東東京大会では、東・鈴木誠也投手(3年)が先発し、5者連続含む7奪三振の「神ってる」投球で勝利に導いた。

 速球は最速でも130キロ台しか出ない。さらに、肩の痛みを訴え、この日は痛み止めを打って先発した。それでも鈴木誠也のボールが広尾学園を上回った。1回2死後から5者連続三振を記録した。被安打1本の7奪三振、無四球。「四球を出さないように投げました。神ってる? それは知らないです」。鈴木誠が照れ笑いを浮かべた。大差がついたこともあって4回、58球でマウンドを降りた。

 そんな投球を父政彰さん(47)がスタンドから見守った。「全力で投げられないんで、まあまあです」。誠也の名前をつけ、野球を教えた人だ。「誠実な人間にということで」と命名を説明したが、売り出し中のプロ選手と同姓同名になった。「二松学舎のときから知ってますが、全然格が違います」。

 広島鈴木は4年前、二松学舎大付のエース兼主砲で同じ東東京大会に出場し、ベスト8入りしている。プロ入り後、打者に転向した。4歳下になる鈴木誠も「二松学舎のとき見ていました。(投手として)速いし、打つし、やばかったです」。今、周囲からもよく冷やかされるという。

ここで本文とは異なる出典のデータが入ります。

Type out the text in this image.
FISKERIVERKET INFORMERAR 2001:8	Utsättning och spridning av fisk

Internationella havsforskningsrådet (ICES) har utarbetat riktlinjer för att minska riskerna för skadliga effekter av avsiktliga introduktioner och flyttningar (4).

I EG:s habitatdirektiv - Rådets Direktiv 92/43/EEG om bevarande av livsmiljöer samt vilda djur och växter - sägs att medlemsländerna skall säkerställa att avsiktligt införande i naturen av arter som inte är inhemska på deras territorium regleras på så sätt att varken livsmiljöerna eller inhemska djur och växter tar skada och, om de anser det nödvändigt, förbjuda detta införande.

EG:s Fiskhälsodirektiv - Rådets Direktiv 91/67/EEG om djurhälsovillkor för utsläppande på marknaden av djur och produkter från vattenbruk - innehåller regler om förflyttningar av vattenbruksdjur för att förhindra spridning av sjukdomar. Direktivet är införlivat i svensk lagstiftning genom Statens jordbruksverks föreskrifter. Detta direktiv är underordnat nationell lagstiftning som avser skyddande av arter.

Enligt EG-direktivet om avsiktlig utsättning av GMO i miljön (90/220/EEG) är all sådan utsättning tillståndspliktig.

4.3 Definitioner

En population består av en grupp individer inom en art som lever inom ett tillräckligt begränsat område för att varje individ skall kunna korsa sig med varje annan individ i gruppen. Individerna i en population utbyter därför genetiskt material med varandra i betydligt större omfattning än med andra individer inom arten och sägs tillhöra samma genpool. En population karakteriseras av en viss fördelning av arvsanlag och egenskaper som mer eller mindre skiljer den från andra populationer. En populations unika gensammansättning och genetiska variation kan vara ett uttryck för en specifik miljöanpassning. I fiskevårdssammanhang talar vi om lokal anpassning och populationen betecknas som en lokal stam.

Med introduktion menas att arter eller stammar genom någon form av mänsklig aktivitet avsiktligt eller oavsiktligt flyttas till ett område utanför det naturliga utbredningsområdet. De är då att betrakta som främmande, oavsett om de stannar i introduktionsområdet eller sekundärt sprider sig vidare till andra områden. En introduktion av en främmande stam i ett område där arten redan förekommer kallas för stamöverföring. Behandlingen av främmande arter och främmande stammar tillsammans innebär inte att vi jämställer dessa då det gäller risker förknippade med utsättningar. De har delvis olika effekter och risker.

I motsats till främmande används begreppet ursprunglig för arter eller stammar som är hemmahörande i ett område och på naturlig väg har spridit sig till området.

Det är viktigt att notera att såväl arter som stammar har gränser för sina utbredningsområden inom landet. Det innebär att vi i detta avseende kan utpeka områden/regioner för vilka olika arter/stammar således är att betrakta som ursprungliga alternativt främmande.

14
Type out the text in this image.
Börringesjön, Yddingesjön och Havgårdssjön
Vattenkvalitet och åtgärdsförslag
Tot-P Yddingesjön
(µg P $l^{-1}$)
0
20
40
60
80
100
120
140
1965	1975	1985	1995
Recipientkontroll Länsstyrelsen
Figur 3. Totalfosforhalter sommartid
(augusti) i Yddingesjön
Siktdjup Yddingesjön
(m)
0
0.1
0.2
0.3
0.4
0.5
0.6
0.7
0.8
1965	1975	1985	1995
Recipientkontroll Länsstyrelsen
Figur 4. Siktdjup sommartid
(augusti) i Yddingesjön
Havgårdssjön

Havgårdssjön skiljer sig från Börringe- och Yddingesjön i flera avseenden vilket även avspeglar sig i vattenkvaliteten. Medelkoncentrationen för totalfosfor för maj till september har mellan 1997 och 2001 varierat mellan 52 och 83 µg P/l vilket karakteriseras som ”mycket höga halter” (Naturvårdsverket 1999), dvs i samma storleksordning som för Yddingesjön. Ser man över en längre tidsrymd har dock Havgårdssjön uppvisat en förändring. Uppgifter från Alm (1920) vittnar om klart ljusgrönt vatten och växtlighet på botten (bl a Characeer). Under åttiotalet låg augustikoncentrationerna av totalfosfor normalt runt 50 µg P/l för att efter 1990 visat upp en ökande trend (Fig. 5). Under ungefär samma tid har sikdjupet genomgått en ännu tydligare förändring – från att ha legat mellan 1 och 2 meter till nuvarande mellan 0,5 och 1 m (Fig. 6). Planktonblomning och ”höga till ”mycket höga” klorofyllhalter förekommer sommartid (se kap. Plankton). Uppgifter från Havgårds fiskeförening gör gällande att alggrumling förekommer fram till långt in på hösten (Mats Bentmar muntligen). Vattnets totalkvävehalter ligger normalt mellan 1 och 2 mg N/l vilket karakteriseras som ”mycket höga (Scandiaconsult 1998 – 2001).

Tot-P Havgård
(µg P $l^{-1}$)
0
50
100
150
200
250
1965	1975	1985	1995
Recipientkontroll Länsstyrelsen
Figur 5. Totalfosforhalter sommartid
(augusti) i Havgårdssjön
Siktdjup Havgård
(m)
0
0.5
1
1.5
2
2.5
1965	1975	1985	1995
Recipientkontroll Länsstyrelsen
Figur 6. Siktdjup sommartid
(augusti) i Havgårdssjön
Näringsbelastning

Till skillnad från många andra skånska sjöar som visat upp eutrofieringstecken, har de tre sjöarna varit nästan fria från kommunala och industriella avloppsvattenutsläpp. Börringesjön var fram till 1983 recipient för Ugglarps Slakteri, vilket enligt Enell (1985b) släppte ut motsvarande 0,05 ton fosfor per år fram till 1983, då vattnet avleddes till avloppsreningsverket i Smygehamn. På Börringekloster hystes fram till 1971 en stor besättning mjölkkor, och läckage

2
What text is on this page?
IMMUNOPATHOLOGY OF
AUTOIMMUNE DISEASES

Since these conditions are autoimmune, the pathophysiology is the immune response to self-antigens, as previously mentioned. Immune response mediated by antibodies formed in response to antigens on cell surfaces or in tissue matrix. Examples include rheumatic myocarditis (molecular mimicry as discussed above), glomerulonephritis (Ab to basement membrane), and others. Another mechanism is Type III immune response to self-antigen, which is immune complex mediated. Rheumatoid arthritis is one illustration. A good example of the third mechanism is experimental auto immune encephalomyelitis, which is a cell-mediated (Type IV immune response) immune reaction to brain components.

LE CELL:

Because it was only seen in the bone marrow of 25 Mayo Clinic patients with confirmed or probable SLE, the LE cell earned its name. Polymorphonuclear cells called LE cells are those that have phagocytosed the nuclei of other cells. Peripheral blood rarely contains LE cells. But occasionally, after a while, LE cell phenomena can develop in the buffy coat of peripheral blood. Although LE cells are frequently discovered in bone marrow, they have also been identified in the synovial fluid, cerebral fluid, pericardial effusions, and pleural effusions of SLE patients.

 昨夏は3回戦で学習院に敗れた。昨秋と今春の都大会はともにコールド負けした。今夏の目標は2年前の1つ上を行くベスト16進出だ。「向こう(広島鈴木)今すごいじゃないですか。次元が違います。でもオレもやってやろうとは思います」。最後の夏、注目される名前で、目いっぱい勝ち進んでいくつもりだ。【米谷輝昭】

 ◆鈴木誠也(すずき・せいや)1998年(平10)12月5日生まれ。東京・江東区出身。野球は小学1年から。父政彰さん(47)が指導する「やまと野球部」で始める。中学もクラブチームに属した。本格的に投手となったのは高校入学後。広島鈴木は「あこがれというより尊敬してます」。将来の夢は教員として野球の指導者になること。186センチ、71キロ。右投げ右打ち。